Origin of "Wet Behind the Ears"?

Where does this expression “wet behind the ears” come from? Perhaps some SDoper can share with us?

“The allusion is to the inexperience of a baby, so recently born as to be still wet.”

That does nothing to explain why it is “behind the ears,” rather than wet anywhere else, and since your link merely asserts this derivation, without any argument or evidence, I am not at all convinced by it.

Because the area behind the ears dries later than other parts of the body.

But it’s an idiom. It’s does not require an explanation: the phrase is used because both speaker and listener understand that it means “young and inexperienced.”

A quick google search gives 1,260,000 hits for “wet behind the ears” and 256,000 for “still wet behind the ears”, showing that the latter form is a fairly common version of the phrase.

Anyone with experience with water knows that unless specifically targeted in whatever drying process you utilise the fold behind the ear is one of the areas that stays wet the longest. Together with the meaning of the idiom, “someone who is young and inexperienced”, this is the best available evidence for it refering to babies and amniotic fluid.

In Norwegian the expression is normally prased as “not yet dry behind the ears”, and we also have the eloquent “born yesterday and dried by (or in) the oven” for the young and inexperienced.

Babies definitely stay wet behind the ears at birth longer than any other place, if not specifically dried there.
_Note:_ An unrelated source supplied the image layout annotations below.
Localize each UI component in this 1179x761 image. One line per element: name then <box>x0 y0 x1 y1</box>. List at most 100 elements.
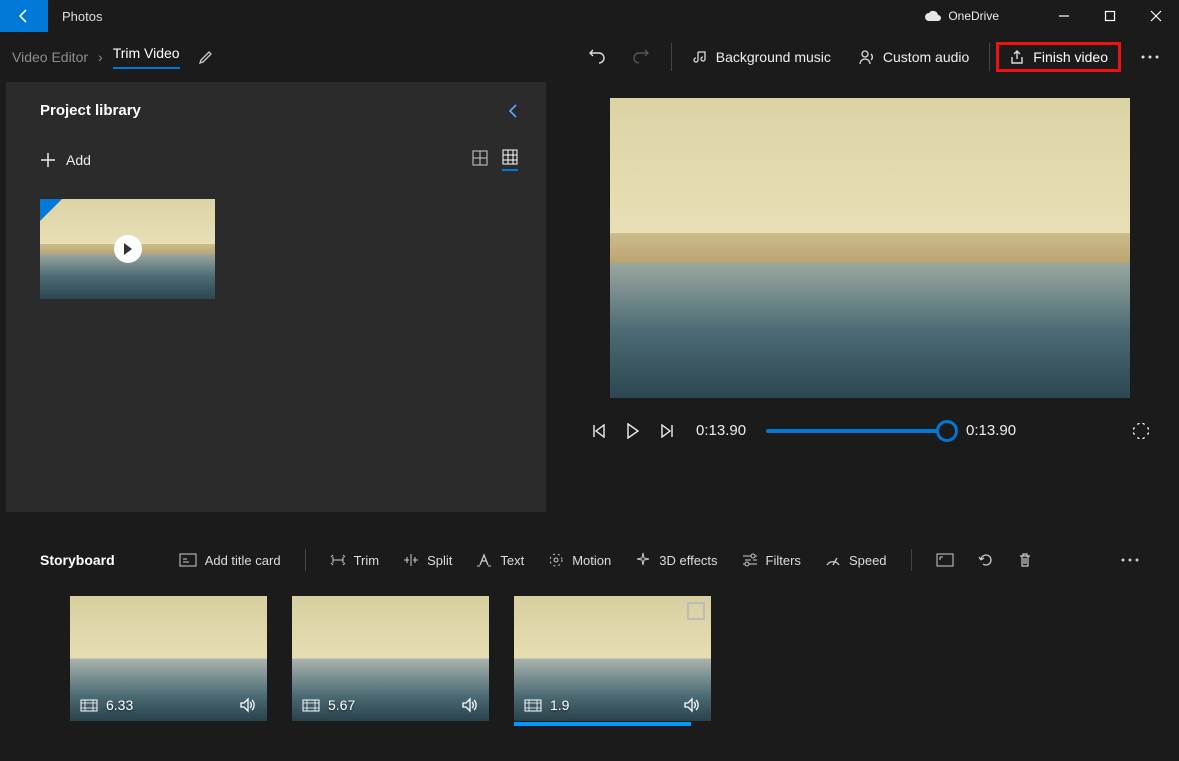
close-icon <box>1150 10 1162 22</box>
redo-icon <box>633 48 651 66</box>
add-title-card-label: Add title card <box>205 553 281 568</box>
plus-icon <box>40 152 56 168</box>
split-label: Split <box>427 553 452 568</box>
clip-overlay: 6.33 <box>70 689 267 721</box>
text-icon <box>476 553 492 567</box>
export-icon <box>1009 49 1025 65</box>
view-small-grid-button[interactable] <box>502 149 518 171</box>
fullscreen-button[interactable] <box>1133 423 1149 439</box>
prev-frame-button[interactable] <box>590 424 606 438</box>
resize-button[interactable] <box>926 547 964 573</box>
speed-icon <box>825 553 841 567</box>
main-toolbar: Video Editor › Trim Video Background mus… <box>0 32 1179 82</box>
minimize-icon <box>1058 10 1070 22</box>
clip-duration: 5.67 <box>328 697 355 713</box>
maximize-button[interactable] <box>1087 0 1133 32</box>
custom-audio-button[interactable]: Custom audio <box>845 41 983 73</box>
add-media-button[interactable]: Add <box>40 152 91 168</box>
filters-label: Filters <box>766 553 801 568</box>
close-button[interactable] <box>1133 0 1179 32</box>
library-title: Project library <box>40 102 141 119</box>
storyboard-toolbar: Storyboard Add title card Trim Split Tex… <box>0 534 1179 586</box>
player-controls: 0:13.90 0:13.90 <box>590 422 1149 439</box>
window-controls <box>1041 0 1179 32</box>
video-indicator-icon <box>40 199 62 221</box>
finish-video-button[interactable]: Finish video <box>996 42 1121 72</box>
separator <box>305 549 306 571</box>
selection-indicator-icon <box>687 602 705 620</box>
motion-icon <box>548 552 564 568</box>
clip-overlay: 1.9 <box>514 689 711 721</box>
back-button[interactable] <box>0 0 48 32</box>
clip-overlay: 5.67 <box>292 689 489 721</box>
3d-effects-button[interactable]: 3D effects <box>625 546 727 574</box>
rename-button[interactable] <box>198 49 214 65</box>
more-button[interactable] <box>1133 46 1167 68</box>
pencil-icon <box>198 49 214 65</box>
rotate-icon <box>978 552 994 568</box>
current-time: 0:13.90 <box>696 422 746 439</box>
clip-duration: 1.9 <box>550 697 569 713</box>
speaker-icon <box>683 697 701 713</box>
filters-button[interactable]: Filters <box>732 547 811 574</box>
add-label: Add <box>66 152 91 168</box>
view-large-grid-button[interactable] <box>472 150 488 170</box>
separator <box>911 549 912 571</box>
music-note-icon <box>692 49 708 65</box>
storyboard-clip[interactable]: 6.33 <box>70 596 267 721</box>
split-button[interactable]: Split <box>393 547 462 574</box>
minimize-button[interactable] <box>1041 0 1087 32</box>
speed-button[interactable]: Speed <box>815 547 897 574</box>
step-forward-icon <box>660 424 676 438</box>
separator <box>671 43 672 71</box>
library-clip-thumbnail[interactable] <box>40 199 215 299</box>
rotate-button[interactable] <box>968 546 1004 574</box>
speaker-icon <box>461 697 479 713</box>
breadcrumb-current[interactable]: Trim Video <box>113 45 180 69</box>
storyboard-clip[interactable]: 1.9 <box>514 596 711 721</box>
add-title-card-button[interactable]: Add title card <box>169 547 291 574</box>
motion-button[interactable]: Motion <box>538 546 621 574</box>
background-music-label: Background music <box>716 49 831 65</box>
filmstrip-icon <box>524 699 542 712</box>
filmstrip-icon <box>302 699 320 712</box>
seek-knob[interactable] <box>936 420 958 442</box>
trim-icon <box>330 553 346 567</box>
ellipsis-icon <box>1141 54 1159 60</box>
redo-button <box>619 40 665 74</box>
cloud-icon <box>924 10 942 22</box>
preview-area[interactable] <box>610 98 1130 398</box>
undo-icon <box>587 48 605 66</box>
small-grid-icon <box>502 149 518 165</box>
trim-button[interactable]: Trim <box>320 547 390 574</box>
undo-button[interactable] <box>573 40 619 74</box>
storyboard-title: Storyboard <box>40 552 115 568</box>
title-card-icon <box>179 553 197 567</box>
clip-audio-button[interactable] <box>683 697 701 713</box>
sparkle-icon <box>635 552 651 568</box>
ellipsis-icon <box>1121 557 1139 563</box>
chevron-left-icon <box>508 104 518 118</box>
delete-button[interactable] <box>1008 546 1042 574</box>
clip-audio-button[interactable] <box>461 697 479 713</box>
clip-audio-button[interactable] <box>239 697 257 713</box>
onedrive-status[interactable]: OneDrive <box>924 9 999 23</box>
person-audio-icon <box>859 49 875 65</box>
seek-slider[interactable] <box>766 429 946 433</box>
split-icon <box>403 553 419 567</box>
next-frame-button[interactable] <box>660 424 676 438</box>
chevron-right-icon: › <box>98 49 103 65</box>
play-icon <box>626 423 640 439</box>
finish-video-label: Finish video <box>1033 49 1108 65</box>
storyboard-clips: 6.33 5.67 1.9 <box>0 586 1179 721</box>
storyboard-clip[interactable]: 5.67 <box>292 596 489 721</box>
3d-effects-label: 3D effects <box>659 553 717 568</box>
background-music-button[interactable]: Background music <box>678 41 845 73</box>
play-button[interactable] <box>626 423 640 439</box>
speed-label: Speed <box>849 553 887 568</box>
storyboard-more-button[interactable] <box>1111 551 1149 569</box>
filters-icon <box>742 553 758 567</box>
text-button[interactable]: Text <box>466 547 534 574</box>
breadcrumb-root[interactable]: Video Editor <box>12 49 88 65</box>
collapse-library-button[interactable] <box>508 104 518 118</box>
I’d round on newborns I delivered 24 hours or so after birth, and saw some significant moisture (and vernix) still there on some of them.

Compare this to the Quebecois slang: “Jaune”, applied (at least for a time in the past) to novice police officers. Literally translated, it means yellow, but the derivation is said to be that of baby feces, which is yellow for the first few days (or more) of life.

I would have assumed it was derived form neonatal jaundice, which seems to make more sense than referring to a person by the colour of their faeces. Of course since they’re talking about cops, maybe that was an intentional insult.

OK, so that is about 2/3 of the Straight Dope (both boards and Cecil’s columns) that can be deleted, I guess.

Newborn poop is black- with just a vague idea of green- for the first few days. I was warned excessively about this by nurses and other parents before seeing it myself, because apparently it freaks a lot of new parents out.

Yeah, not sure where the “yellow poop” idea came from. Newborns have black poop, which starts to gradually become yellow(ish) over the course of a week or two, as milk is digested. The black poop newborns have is called meconium.

I’ve never heard this. Anyone have?

Are you sure it’s not ‘Jeune’? (= Young, inexperienced). Possibly a word-play on some aspect of their uniform?

It’s jaune. I last saw it used in Trevanian’s novel, “The Main”.

You’re overlooking an important distinction here (I believe due to Saussure) between synchrony and diachrony. Of course in contemporary English the meaning of the phrase is idiomatic and needn’t be a function of the meaning of its parts. But the OP’s question was about the origin of the expression. Idioms don’t emerge spontaneously; their history can in principle be researched, and argued over on the basis of logic and evidence.